PICCOLO CORPO - Laura Samani
Nommer ce qui n’existe pas
Repérée en 2016 avec son court-métrage La santa che dorme, la réalisatrice italienne Laura Samani a fait du miracle la pierre angulaire de son cinéma, se positionnant à mi-chemin entre le rituel chrétien, la superstition populaire et le mysticisme païen. Avec son premier long-métrage Piccolo Corpo, elle s’empare d’un sujet historique et religieux, tragique mais passionnant : celui des enfants mort-nés dont l’âme serait partie errer dans les limbes, et dont les parents tentent de les ramener brièvement à la vie pour les baptiser, leur assurant une éternité au paradis. En replaçant ce sujet dans l’Italie alpine de la fin du XIXe siècle, Laura Samani nous délivre un magnifique conte glacial, où la mise en scène mystique et intemporelle appuie une réflexion sur le corps comme réceptacle du deuil, et sur la nécessité de nommer les choses pour les faire exister.
Imagerie du conte
Quelque part dans une Italie intemporelle, Agata (Celeste Cescutti, dans son premier rôle) accouche d’une fille mort-née ; malgré le refus de l’Eglise de la baptiser, elle s’oppose à l’idée que l’âme de son enfant parte errer dans les limbes. Après avoir entendu parler d’un sanctuaire qui pourrait lui permettre de ramener son enfant à la vie, quelques secondes, le temps de le baptiser et de lui donner un nom, elle se met en route vers les montagnes, et rencontre en chemin le mystérieux Lynx (l’incroyable Ondina Quadri, grande découverte du film) qui va l’aider dans sa quête.
Avec un récit hors du temps et hors du lieu, Piccolo Corpo adopte l’esthétique du conte folklorique : quête initiatique, personnages secondaires à la lisière du fantastique, importance de la transmission orale… Les emprunts mythologiques sont aussi présents : Agata embarque, tel Orphée sur le Styx, pour ramener son enfant d’entre les morts ; et son bref enlèvement pour être vendue à de riches propriétaires peut être vue comme une antichambre des Enfers. La musique, constituée de chants traditionnels a capella, et la photographie qui soigne les scènes d’intérieur comme des peintures (et certaines images aquatiques rappellent curieusement le final de La leçon de piano de Jane Campion), donnent au film un bel écrin mystique qui apporte une coloration douce à la dureté du récit et à la profonde tristesse de son final.
Le nouveau corps
« Ton corps finira par oublier » entend Agata, lorsqu’elle apprend que son enfant n’a pas survécu à l’accouchement. Tout au long de sa quête, elle porte le deuil de son enfant dans son propre corps, qui se manifeste par l’irruption du lait maternel qu’elle ne peut contenir, ou par le petit corps de l’enfant qu’elle porte avec difficulté sur son dos pendant son voyage. Ce n’est pas seulement le baptême de son enfant qui pousse Agata à entreprendre son voyage avec ténacité, malgré la faiblesse de son corps et le danger dans lequel elle s’engage ; c’est aussi le fait de nommer son enfant, qui lui donnera une existence propre et concrétisera la séparation des corps de la mère et de l’enfant. Entre Agata qui se bat pour donner un nom à son enfant, et Lynx qui brandit son nom comme définition de son identité choisie (et pour lequel le récit gardera jusqu’à la fin des parts d’ombre), l’acte de nommer est lourd de sens dans Piccolo Corpo puisqu’il est synonyme de création, et permet de mettre au monde ce qui, auparavant, n’avait pas d’existence.

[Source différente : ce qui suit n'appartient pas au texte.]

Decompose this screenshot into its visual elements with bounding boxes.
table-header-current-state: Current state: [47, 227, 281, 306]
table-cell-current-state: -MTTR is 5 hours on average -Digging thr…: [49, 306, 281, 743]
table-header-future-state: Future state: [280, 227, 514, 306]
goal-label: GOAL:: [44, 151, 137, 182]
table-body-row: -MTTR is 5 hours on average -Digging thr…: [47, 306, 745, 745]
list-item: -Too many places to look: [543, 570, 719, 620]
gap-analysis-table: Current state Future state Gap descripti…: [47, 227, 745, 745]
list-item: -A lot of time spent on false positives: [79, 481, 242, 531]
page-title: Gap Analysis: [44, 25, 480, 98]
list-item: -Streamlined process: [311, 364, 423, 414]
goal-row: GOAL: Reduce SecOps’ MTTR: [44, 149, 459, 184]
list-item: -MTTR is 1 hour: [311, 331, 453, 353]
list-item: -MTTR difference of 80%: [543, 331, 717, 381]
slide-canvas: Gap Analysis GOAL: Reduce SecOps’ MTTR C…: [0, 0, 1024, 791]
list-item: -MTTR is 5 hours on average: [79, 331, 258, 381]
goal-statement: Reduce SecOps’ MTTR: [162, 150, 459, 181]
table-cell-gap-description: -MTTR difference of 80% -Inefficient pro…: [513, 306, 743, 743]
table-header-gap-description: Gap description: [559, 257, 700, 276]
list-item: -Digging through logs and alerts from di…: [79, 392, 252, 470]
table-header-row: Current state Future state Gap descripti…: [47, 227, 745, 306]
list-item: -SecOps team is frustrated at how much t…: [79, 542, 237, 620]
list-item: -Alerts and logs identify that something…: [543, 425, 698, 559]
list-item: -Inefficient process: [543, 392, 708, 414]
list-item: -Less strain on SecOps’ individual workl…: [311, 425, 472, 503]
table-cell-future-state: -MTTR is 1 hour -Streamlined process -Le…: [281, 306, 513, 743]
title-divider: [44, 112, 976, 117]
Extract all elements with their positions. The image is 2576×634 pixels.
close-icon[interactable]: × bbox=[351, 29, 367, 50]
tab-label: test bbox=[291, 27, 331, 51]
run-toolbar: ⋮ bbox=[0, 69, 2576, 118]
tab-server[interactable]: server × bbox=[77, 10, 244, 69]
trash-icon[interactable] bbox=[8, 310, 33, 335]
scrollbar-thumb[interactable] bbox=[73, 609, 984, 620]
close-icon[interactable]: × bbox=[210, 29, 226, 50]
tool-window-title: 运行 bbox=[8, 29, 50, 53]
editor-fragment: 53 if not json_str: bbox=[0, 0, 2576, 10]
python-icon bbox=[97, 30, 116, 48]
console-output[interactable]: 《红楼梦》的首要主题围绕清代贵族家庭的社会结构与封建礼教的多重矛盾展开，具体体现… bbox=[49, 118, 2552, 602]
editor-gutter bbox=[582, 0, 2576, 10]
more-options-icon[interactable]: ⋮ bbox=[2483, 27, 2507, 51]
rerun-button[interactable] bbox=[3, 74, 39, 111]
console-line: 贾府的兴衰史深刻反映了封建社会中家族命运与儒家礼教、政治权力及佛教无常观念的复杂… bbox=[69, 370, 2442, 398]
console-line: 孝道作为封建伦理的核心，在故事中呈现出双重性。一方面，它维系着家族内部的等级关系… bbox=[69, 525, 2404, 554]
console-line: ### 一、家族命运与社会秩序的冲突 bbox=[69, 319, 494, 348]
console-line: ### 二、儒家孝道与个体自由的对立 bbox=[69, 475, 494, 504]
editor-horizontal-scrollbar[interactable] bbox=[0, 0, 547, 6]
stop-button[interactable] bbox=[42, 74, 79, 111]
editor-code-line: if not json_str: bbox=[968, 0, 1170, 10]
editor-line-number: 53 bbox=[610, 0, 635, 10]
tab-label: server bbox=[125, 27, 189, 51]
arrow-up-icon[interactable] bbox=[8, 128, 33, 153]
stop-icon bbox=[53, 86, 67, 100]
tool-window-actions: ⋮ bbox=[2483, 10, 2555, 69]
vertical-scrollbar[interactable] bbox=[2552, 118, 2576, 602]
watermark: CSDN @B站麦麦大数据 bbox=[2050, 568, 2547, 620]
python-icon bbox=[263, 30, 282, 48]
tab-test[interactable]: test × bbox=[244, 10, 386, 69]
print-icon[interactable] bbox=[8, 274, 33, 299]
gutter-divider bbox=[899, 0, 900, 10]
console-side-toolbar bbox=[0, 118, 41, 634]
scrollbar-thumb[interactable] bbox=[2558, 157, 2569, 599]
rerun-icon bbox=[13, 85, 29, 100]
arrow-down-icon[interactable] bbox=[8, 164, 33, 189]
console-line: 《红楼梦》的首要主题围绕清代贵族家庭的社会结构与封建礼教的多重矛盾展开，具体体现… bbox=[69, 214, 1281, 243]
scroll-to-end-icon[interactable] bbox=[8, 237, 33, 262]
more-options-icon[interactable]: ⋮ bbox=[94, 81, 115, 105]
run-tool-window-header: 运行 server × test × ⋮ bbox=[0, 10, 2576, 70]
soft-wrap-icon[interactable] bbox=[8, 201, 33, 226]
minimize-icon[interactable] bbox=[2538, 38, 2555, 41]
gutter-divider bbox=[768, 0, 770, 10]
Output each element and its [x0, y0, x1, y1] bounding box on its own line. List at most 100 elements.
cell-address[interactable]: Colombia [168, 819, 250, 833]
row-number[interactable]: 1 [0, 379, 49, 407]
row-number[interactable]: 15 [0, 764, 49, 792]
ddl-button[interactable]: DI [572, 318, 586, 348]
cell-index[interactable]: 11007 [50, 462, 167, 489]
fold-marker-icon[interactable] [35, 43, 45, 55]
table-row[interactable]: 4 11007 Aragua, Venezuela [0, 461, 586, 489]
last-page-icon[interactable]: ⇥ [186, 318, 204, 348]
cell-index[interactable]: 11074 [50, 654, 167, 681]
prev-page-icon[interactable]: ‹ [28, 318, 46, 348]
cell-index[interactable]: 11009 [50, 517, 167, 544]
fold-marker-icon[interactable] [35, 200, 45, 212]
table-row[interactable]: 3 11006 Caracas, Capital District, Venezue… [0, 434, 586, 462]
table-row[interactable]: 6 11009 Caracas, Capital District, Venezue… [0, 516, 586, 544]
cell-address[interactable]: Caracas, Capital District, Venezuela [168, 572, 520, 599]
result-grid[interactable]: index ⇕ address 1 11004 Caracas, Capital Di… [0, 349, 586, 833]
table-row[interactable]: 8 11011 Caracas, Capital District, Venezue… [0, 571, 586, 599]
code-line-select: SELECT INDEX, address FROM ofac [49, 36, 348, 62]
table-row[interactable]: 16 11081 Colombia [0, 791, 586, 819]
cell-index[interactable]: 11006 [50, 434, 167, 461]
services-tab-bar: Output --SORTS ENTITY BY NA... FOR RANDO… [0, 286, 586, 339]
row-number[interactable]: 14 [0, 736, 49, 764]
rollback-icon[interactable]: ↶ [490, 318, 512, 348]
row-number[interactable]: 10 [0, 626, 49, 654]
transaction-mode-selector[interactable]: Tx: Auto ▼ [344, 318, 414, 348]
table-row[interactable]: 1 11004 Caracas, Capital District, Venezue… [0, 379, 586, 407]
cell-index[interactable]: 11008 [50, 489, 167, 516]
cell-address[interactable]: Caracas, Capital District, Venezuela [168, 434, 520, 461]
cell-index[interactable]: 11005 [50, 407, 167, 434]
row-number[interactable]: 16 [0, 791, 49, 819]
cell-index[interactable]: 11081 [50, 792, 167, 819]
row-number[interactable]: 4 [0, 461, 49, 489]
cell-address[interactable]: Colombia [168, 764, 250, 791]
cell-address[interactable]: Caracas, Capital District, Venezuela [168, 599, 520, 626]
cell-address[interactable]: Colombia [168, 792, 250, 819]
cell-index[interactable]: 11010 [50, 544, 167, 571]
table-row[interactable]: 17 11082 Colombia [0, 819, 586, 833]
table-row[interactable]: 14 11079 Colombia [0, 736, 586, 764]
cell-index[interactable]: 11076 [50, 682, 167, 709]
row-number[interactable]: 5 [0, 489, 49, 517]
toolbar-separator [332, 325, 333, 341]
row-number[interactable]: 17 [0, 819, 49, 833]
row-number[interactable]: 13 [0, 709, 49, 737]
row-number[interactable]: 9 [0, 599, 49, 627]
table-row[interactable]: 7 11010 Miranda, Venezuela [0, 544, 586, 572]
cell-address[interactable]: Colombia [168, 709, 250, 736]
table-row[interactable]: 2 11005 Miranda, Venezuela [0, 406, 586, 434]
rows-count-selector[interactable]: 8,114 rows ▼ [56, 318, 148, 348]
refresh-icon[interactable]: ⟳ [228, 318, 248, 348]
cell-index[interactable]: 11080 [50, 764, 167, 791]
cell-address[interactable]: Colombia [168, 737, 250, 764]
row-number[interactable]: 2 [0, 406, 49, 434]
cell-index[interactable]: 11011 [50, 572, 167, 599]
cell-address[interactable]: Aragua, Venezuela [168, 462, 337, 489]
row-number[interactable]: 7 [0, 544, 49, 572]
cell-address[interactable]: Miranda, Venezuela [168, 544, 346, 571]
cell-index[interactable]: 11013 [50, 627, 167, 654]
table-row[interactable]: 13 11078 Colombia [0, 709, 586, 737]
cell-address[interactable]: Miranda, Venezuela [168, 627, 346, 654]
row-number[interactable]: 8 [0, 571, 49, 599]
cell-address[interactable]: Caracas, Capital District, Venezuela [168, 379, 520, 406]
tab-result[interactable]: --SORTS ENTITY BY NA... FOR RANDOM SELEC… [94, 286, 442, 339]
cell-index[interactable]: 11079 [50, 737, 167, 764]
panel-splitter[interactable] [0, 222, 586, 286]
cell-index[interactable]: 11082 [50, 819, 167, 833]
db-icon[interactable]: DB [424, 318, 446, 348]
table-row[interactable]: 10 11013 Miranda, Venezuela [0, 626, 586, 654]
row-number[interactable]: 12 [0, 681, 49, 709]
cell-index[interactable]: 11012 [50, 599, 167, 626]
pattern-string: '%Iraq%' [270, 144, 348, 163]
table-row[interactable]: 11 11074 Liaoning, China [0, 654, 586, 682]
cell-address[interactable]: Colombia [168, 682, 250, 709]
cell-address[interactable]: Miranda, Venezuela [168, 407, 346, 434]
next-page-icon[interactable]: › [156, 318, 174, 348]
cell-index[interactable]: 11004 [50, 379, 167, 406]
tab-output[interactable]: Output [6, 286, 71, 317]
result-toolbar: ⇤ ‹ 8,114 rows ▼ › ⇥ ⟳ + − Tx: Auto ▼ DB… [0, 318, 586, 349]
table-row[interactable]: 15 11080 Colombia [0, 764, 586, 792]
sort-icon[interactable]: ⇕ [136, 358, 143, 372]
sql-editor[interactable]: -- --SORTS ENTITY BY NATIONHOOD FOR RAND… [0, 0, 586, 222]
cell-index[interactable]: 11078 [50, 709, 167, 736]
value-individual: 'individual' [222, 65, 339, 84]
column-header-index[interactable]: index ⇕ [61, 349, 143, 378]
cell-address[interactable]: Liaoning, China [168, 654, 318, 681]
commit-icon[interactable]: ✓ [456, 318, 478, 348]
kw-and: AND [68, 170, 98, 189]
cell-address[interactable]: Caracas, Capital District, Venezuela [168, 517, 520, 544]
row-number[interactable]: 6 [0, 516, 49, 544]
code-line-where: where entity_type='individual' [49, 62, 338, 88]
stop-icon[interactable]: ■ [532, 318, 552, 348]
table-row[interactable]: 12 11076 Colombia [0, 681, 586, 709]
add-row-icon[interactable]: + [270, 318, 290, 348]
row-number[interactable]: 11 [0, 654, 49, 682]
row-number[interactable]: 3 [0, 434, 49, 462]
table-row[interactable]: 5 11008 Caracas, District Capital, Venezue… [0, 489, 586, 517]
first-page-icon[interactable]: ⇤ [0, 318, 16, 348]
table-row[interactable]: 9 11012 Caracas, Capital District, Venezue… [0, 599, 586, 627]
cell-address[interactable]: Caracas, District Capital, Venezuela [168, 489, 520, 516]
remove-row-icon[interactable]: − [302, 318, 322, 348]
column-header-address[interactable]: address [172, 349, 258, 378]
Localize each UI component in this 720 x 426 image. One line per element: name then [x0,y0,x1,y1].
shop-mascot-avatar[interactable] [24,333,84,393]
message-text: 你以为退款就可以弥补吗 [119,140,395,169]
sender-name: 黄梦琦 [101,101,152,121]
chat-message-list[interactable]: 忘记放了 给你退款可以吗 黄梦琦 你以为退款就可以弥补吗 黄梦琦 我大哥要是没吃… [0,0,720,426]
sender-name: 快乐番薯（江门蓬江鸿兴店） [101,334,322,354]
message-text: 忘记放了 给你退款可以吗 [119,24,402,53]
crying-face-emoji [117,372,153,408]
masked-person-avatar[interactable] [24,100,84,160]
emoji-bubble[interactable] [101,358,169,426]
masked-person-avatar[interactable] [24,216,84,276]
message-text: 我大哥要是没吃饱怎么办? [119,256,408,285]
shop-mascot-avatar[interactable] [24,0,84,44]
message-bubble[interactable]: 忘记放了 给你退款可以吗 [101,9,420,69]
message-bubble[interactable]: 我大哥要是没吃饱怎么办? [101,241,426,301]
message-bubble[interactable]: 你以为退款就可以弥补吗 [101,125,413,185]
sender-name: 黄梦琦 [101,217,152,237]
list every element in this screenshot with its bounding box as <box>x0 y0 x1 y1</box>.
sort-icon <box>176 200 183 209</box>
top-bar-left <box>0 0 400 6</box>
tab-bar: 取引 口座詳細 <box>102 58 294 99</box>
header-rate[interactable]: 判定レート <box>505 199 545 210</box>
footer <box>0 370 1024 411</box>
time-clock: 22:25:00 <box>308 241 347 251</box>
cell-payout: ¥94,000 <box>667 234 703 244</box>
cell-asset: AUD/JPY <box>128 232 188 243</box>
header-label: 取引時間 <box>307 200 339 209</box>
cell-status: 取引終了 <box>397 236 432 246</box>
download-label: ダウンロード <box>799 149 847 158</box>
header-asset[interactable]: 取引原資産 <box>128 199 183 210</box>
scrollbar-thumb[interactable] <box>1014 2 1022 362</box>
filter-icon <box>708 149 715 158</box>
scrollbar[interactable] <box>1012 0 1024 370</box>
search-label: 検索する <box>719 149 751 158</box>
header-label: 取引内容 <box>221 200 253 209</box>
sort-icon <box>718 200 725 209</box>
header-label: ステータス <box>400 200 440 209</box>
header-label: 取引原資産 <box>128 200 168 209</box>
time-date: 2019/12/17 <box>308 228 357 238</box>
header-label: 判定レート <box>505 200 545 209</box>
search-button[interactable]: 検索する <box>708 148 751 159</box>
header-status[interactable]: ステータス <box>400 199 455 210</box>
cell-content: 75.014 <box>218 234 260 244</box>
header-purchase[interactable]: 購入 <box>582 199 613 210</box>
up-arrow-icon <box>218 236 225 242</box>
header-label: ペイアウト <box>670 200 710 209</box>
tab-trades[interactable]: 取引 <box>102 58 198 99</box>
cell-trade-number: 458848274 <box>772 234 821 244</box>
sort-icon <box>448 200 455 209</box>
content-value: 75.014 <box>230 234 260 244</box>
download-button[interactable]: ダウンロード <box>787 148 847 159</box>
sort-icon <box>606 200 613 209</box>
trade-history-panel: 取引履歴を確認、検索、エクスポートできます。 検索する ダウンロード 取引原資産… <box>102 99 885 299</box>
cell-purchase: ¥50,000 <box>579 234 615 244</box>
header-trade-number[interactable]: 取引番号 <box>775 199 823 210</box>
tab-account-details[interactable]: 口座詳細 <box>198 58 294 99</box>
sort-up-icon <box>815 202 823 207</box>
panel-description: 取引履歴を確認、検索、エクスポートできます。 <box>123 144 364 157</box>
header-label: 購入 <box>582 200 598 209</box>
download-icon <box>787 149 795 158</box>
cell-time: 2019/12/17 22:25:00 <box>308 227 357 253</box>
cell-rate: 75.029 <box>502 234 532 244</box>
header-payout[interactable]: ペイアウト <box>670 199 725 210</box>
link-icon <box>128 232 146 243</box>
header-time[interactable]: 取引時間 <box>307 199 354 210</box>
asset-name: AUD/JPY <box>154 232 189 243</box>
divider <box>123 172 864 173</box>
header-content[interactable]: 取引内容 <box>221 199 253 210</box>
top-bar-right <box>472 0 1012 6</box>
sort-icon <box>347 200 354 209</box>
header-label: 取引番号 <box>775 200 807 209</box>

Dans la quête d’Agata, le corps féminin devient aussi une marchandise : c’est le lait maternel pour lequel on tente de vendre Agata comme nourrice ; c’est la brigande qui se fend d’un cynique « ils nous prennent tout » à la vue d’Agata qui va être vendue et qui semble se reconnaître dans cette marchandisation du corps ; c’est sa chevelure, qu’elle donne en rétribution aux vieilles femmes qui l’ont accueillie, lorsqu’elle n’a plus d’argent pour les payer. Qu’il soit maternel ou non, le corps féminin est associé à la douleur, et il est filmé avec un parti pris de réalisme qui se fait politique dans les rares représentations de corps nus, et dans la démonstration de la douleur postnatale d’Agata.
Réalisé par Laura Samani
Avec Celeste Cescutti, Ondina Quadri, ...
Italie, 1900. Le bébé de la jeune Agata est mort-né et ainsi condamné à errer dans les Limbes. Il existerait un endroit dans les montagnes où son bébé pourrait être ramené à la vie, le temps d’un souffle, pour être baptisé. Agata entreprend ce voyage et rencontre Lynx, qui lui offre son aide. Ensemble, ils se lancent dans une aventure qui leur permettrait de se rapprocher du miracle.